2. Changing climatic and seasonal patterns which disrupt their life cycle

  • rapid switches of extremes of weather can play havoc with insect life cycles

3. Fly swats – only kidding these are NOT the cause – who owns these nowadays anyway?

4. Insect infections such as viruses

5. Loss of habitat

5. Air pollution

see more on wikipedia.

and the future? what future?

And, in the words of the Moody Blues …. To Our Children’s Children, Children …… I am sorry, we may have failed you in more ways than just vertebrate extinctions (oh yes, this week the last male white rhino died – unless that was fake news – but I haven’t seen any of those around here so maybe its real), global pollution, resource exhaustion, inter-generational debt, climate change, a return to the pre-antibiotic era of no chemotherapy, no transplants and much reduced surgical options, perhaps nuclear war, and perhaps now have contributed to a critical extinction process of the insect world.

Genesis 1:27:

Then God said, “Let Us make man in Our image, according to Our likeness; and let them rule over the fish of the sea and over the birds of the sky and over the cattle and over all the earth, and over every creeping thing that creeps on the earth.” God created man in His own image, in the image of God He created him; male and female He created them. God blessed them; and God said to them, “Be fruitful and multiply, and fill the earth, and subdue it; and rule over the fish of the sea and over the birds of the sky and over every living thing that moves on the earth.”

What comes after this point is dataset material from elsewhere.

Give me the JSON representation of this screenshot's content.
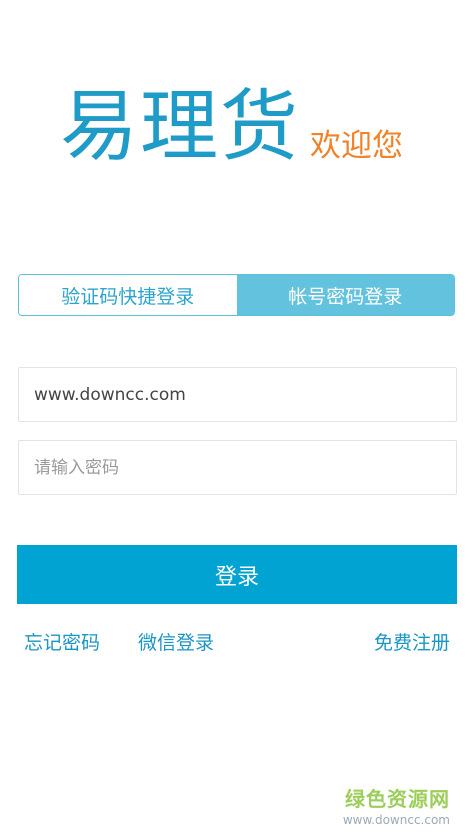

Luckily we were not made in the image of Aries or Satan – because then the creatures of the earth would be in real trouble!

We almost created this scenario back in the 1950’s with DDT, prompting Rachel Carson to write her famous provocative book The Silent Spring which helped cease usage of the lethal toxin – but it seems we have not thought things through very well and our Seven Deadly Sins as led us to our future – you reap what you sow – and perhaps soon there will be no point even sowing because there may not be any seeds produced.
silent spring

Insects evolved over 450 million years ago during the Devonian period when forests started to spread across the earth, and they have survived every major extinction event since then – but they perhaps have met their match with humanity, although as a group, they are diverse enough to survive even our mismanagement. It is likely, that as the earth becomes inhospitable to most life forms, new extremely hardy, insecticide and radiation resistant life forms will evolve to replace them.

Biology 101 on species population growth cycles does predict global human population will soon peak and then start to die off from around 2040 or so when resources start to become scarce, particularly in the severely over-populated regions. But will this “adjustment” to the human footprint come too late to save planet Earth from ending up like Mars but with radioactive, toxic oceans?

Could there be a common explanation for why human fertility has fallen as well? A controversial French study suggested male fertility is apparently falling by 2% per annum and sperm quality has fallen by 50% in just 18 years from 1977 to 1995 . A meta-analysis of 61 papers published in the BMJ in 1992 suggested that sperm counts had fallen by half in the preceding 50 years. In another French study, sperm counts fell by 32% between 1989 and 2005 while the proportion of properly formed sperm fell from 61% to 53%. See The Economist report.

Time to forget reality TV and GET REAL!

Hopefully nature will fight back – but it will need our help!

Australian native long legged fly

This dainty little metallic blue and green Australian fly is the long legged fly (Austrosciapus connexus) – which is mainly found along the east coast of Australia, Adelaide and Perth but not in southern Victoria or Tasmania. I took this shot in the Sydney Botanical Gardens hand held with Olympus mZD 60mm f/2.8 macro lens.